BE TRUE TO YOUR STORY
“The common wisdom is that only about 1 percent of a novelist’s research ends up in his or her book,” says Gayle Lynds, The New York Times bestselling author of eight international espionage novels. “In my experience, it’s even less—closer to a tenth of a percent.”
Facts are fun, but if a detail doesn’t move the story forward by establishing the setting, advancing the plot or shedding light on the characters, it doesn’t belong. If you’re not sure whether you should include a particular section, take it out. If the story doesn’t suffer, paste the discarded section into an “extras” file for the day you might find a use for it, and move on.
“My books are both research-intensive and dependent,” Berry says. “That usually means 200–300 sources per novel. The hard part comes in deciding what to use and what to discard. Unfortunately, there’s no formula. It’s a matter of practice, practice, practice, and it’s something I struggle with every day. Always remember, the story never takes a vacation.”
Research is for the author, not the reader. The main function of research is to ground you in your subject, so you can write your fiction with authority. The rest is up to you.
ALWAYS BE BELIEVABLE
“The reason we use truth in fiction is so we can tell a bigger, better lie,” says David Hewson, bestselling author of the Nic Costa thriller series. “It’s the lie—how big, convincing and ‘real’ it is—that matters.”
Readers expect novelists to be as accurate as possible.
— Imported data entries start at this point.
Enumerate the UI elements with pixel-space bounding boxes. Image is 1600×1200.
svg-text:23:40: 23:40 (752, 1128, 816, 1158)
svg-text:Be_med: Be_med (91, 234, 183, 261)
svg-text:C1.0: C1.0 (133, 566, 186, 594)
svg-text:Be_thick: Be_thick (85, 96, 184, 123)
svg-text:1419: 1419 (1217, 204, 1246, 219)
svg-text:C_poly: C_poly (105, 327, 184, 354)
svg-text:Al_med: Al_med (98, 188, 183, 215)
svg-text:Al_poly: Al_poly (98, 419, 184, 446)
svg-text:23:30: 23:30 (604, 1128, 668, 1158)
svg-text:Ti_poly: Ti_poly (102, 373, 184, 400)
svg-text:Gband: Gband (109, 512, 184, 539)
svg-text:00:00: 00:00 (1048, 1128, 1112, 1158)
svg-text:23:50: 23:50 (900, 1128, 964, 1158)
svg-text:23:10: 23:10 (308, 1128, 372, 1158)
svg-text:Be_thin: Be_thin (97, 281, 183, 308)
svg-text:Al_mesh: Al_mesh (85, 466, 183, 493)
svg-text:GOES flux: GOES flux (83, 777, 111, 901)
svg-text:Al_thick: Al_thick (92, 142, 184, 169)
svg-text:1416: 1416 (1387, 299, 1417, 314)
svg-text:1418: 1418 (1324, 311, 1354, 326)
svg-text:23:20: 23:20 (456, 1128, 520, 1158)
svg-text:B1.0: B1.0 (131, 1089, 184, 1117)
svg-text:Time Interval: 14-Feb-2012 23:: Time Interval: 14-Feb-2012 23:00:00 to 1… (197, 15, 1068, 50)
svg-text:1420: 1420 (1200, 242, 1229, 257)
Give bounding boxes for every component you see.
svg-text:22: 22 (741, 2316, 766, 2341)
Yet in their authors’ note for Cemetery Dance, The New York Times bestselling co-authors Douglas Preston and Lincoln Child admit, “Readers familiar with upper Manhattan may notice that we have taken certain liberties with Inwood Hill Park.” Admissions like this raise the question: Is changing reality or embellishing the truth dishonest?
“In a novel,” Preston answers, “something doesn’t have to be true; it only has to be believable. The word ‘fiction’ is a marvelous cover for all kinds of shenanigans, distortions, manipulations and outright fabrications.”
There will always be literal-minded readers who object to authors changing historical dates or moving mountains. But a novel is by definition fiction, an artfully contrived blend of plot, setting and characters.
“Ninety-five percent of the geography, science and history in our novels is accurate and true. But we have no intention of imprisoning ourselves inside reality,” Preston says. “The novel I’m currently writing, Impact, takes place on the real coast of Maine in a real place called Muscongus Bay—but I’ve added a few islands that don’t exist, some currents that aren’t present; I moved a reef about 40 miles northwest and shifted an old radar installation from Cutler, Maine, down to Muscongus Bay.
“It’s that other 5 percent that makes it a novel. And that 5 percent is the magical ingredient which transforms all the rest.”
Whether your research springs from your own experience or from hours of painstaking effort, remember: Your story doesn’t have to be real, it just has to feel that way. Incorporate your facts smoothly into your fiction, and you’ll create a compelling, believable world.